Rick Perry signs controversial Family Leader pledge
Texas Gov. Rick Perry has become the latest candidate to sign a controversial “marriage vow” created by The Family Leader, an Iowa-based Christian group, according to the Des Moines Register.
By signing the pledge, Perry vowed to remain faithful to his wife and support a constitutional amendment banning same sex marriage, as well as agreeing that same sex marriage was akin to polygamy.
At the Thanksgiving Family Forum in Des Moines, Perry said he supported a federal marriage amendment to prohibit same sex marriage and prevent same sex couples from adopting children. Before deciding the run for president, he had said that same sex marriage should be left up to the states to decide for themselves.
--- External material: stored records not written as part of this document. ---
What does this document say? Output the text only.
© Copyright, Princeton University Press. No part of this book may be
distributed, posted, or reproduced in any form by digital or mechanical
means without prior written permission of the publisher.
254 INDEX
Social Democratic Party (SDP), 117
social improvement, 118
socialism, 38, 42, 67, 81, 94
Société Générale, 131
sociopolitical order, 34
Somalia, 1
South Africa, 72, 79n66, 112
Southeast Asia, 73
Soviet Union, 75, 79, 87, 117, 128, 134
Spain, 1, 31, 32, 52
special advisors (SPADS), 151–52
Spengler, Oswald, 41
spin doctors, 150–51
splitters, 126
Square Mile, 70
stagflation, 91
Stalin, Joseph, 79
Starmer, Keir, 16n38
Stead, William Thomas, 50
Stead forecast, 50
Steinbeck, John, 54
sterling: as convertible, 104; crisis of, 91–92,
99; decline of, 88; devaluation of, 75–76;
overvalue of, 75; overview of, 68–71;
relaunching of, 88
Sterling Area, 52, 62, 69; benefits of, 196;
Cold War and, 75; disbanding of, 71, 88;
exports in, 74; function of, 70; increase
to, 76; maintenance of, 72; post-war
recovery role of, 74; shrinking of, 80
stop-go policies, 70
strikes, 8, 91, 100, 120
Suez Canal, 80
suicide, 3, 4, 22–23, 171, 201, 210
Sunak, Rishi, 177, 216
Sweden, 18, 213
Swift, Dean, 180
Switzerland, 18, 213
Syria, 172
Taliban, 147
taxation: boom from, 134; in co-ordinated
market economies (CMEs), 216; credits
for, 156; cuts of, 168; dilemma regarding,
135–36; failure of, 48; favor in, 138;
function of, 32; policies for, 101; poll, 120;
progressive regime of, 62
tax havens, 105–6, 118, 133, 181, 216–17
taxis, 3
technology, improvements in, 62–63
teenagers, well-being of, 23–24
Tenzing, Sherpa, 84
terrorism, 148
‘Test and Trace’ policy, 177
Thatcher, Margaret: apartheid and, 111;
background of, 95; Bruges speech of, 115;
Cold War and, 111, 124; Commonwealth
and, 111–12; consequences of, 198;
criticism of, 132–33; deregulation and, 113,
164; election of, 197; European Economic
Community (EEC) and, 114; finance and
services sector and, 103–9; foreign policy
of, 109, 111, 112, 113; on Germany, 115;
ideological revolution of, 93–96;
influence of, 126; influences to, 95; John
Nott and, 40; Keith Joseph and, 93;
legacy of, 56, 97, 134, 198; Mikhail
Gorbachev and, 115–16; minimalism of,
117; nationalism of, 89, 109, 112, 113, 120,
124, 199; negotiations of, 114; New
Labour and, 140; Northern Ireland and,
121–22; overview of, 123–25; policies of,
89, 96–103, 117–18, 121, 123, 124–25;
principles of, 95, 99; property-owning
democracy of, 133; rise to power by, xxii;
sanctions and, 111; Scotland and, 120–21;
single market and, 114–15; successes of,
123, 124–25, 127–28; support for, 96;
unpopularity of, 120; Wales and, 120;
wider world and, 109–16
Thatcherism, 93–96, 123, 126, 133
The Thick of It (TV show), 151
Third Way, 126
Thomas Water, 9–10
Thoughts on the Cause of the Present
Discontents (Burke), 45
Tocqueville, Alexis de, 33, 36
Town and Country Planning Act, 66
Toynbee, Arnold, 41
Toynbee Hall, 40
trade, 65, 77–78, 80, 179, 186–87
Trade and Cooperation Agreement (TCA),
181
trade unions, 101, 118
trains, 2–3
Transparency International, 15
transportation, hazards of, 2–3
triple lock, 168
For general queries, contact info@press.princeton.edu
“The fact is, we passed a constitutional amendment in the state of Texas that says marriage is between one man and one woman,” he explained in July. “Our friends in New York six weeks ago passed a statute that said marriage can be between two people of the same sex. That’s their call.”
By signing the pledge, he also promised to ban “all forms of pornography and prostitution, infanticide, abortion and other types of coercion or stolen innocence” and only appoint conservative judges.
Michelle Bachmann and Rick Santorum have also accepted the document.
But most of the Republican presidential candidates have not. Newt Gingrich, Fred Karger, Mitt Romney, Jon Huntsman, Ron Paul, Mitt Romney and Herman Cain have so far all declined to sign the pledge.
Mitt Romney said the pledge was “undignified and inappropriate for a presidential campaign” and Gary Johnson described it as “offensive to the principles of liberty and freedom on which this country was founded.”
Adding to the controversy surrounding the pledge, the original version of the document signed by Bachmann and Santorum claimed that African American children were in some respects better off under slavery than they are today.
“Slavery had a disastrous impact on African-American families, yet sadly a child born into slavery in 1860 was more likely to be raised by his mother and father in a two-parent household than was an African-American baby born after the election of the USA’s first African-American President,” the document said.
The Family Leader has since removed the slavery language from the vow.